I’ll store that last set of manipulations in an object:
ARXwtgrp <- ARX %>%
group_by(Treat) %>%
arrange(wtDelta)
Then I will use the summarize() verb upon that object. Note that you can use the “summarise” spelling as well; dplyr will tolerate either spelling.
summarize (ARXwtgrp,
count = n(),
avgWtChange = mean(wtDelta),
WtChangeStDev = sd(wtDelta))
## Source: local data frame [3 x 4]
##
## Treat count avgWtChange WtChangeStDev
## (fctr) (int) (dbl) (dbl)
## 1 CBT 29 3.006897 7.308504
## 2 Cont 26 -0.450000 7.988705
## 3 FT 17 7.264706 7.157421
I will go ahead and store that last set of commands in an object:
ARXwtdeltaTable <- ARXwtgrp %>%
summarize(count = n(),
avgWtChange = mean(wtDelta),
WtChangeStDev = sd(wtDelta))
Here is the full path to the final result we saw above, moving from the original data frame to the summary table in one statement. The nice thing about dplyr is the way it allows a fairly seamless and intuitive method of defining that path without making you create a bunch of new variables. I began by storing a lot of data in new objects one “verb” at a time, but that was only for illustration. It’s also fine to forego creating any new objects at all if the only thing you want to do is take an exploratory look at some different subsets in the console.
ARXWtTab <- anorexia %>%
group_by(Treat) %>%
mutate(wtDelta = Postwt - Prewt) %>%
summarize(count = n(),
avgWtChng = mean(wtDelta, na.rm=TRUE),
StDevWtChng = sd(wtDelta, na.rm=TRUE))
Now for a rudimentary plot of the data. This is easiest if I use the “ARX” object created earlier.

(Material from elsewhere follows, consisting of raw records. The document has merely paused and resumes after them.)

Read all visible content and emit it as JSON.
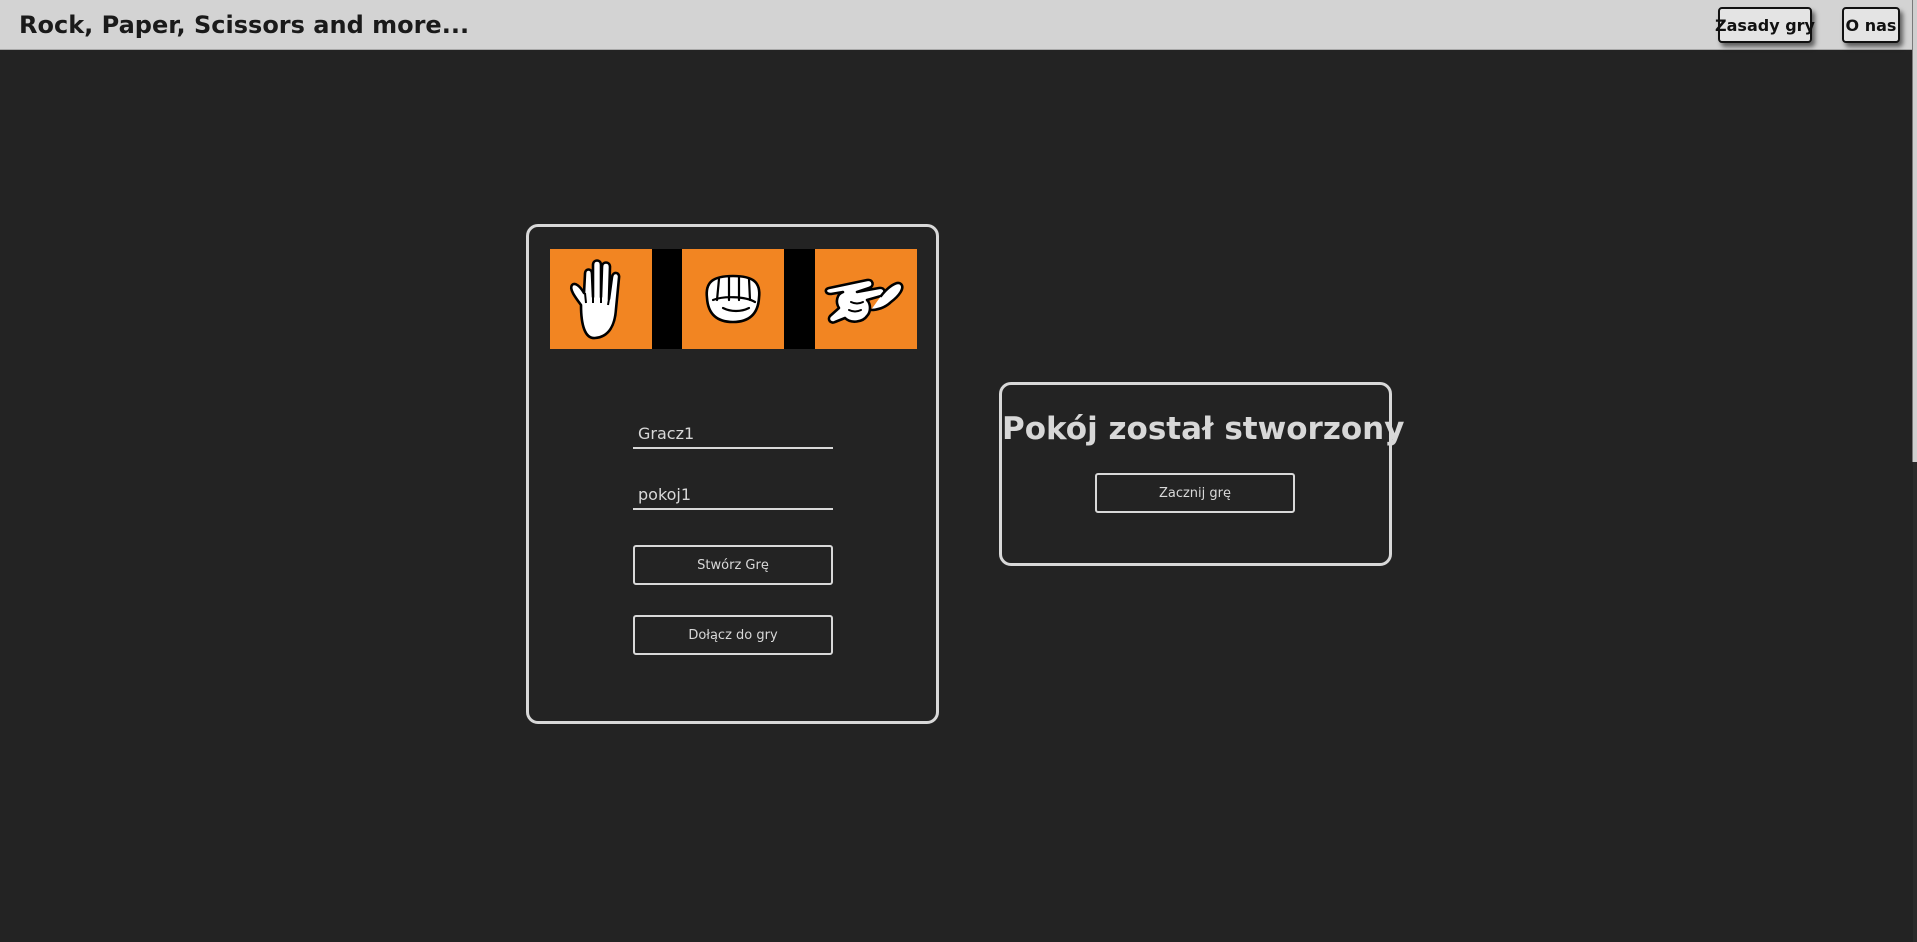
{
  "header": {
    "title": "Rock, Paper, Scissors and more...",
    "rules_label": "Zasady gry",
    "about_label": "O nas"
  },
  "choices": [
    {
      "name": "paper",
      "icon": "open-hand-icon"
    },
    {
      "name": "rock",
      "icon": "fist-icon"
    },
    {
      "name": "scissors",
      "icon": "scissors-hand-icon"
    }
  ],
  "form": {
    "player_name_value": "Gracz1",
    "room_name_value": "pokoj1",
    "create_label": "Stwórz Grę",
    "join_label": "Dołącz do gry"
  },
  "room": {
    "title": "Pokój został stworzony",
    "start_label": "Zacznij grę"
  },
  "colors": {
    "background": "#232323",
    "header": "#d3d3d3",
    "accent": "#f28522",
    "foreground": "#d8d8d8"
  }
}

plot(ARX$Treat, ARX$wtDelta)
This quick exploratory glance indicates that the “family treatment” group exhibited an average weight gain that was significantly higher than that of the control group, whereas the “cognitive behavioral treatment” group appears not to have done so. Needless to say, this is only a glance, not a rigorous analysis. The dplyr functions have allowed us to quickly arrive at this snapshot view so that we can proceed to ask more detailed questions of the data if we want to.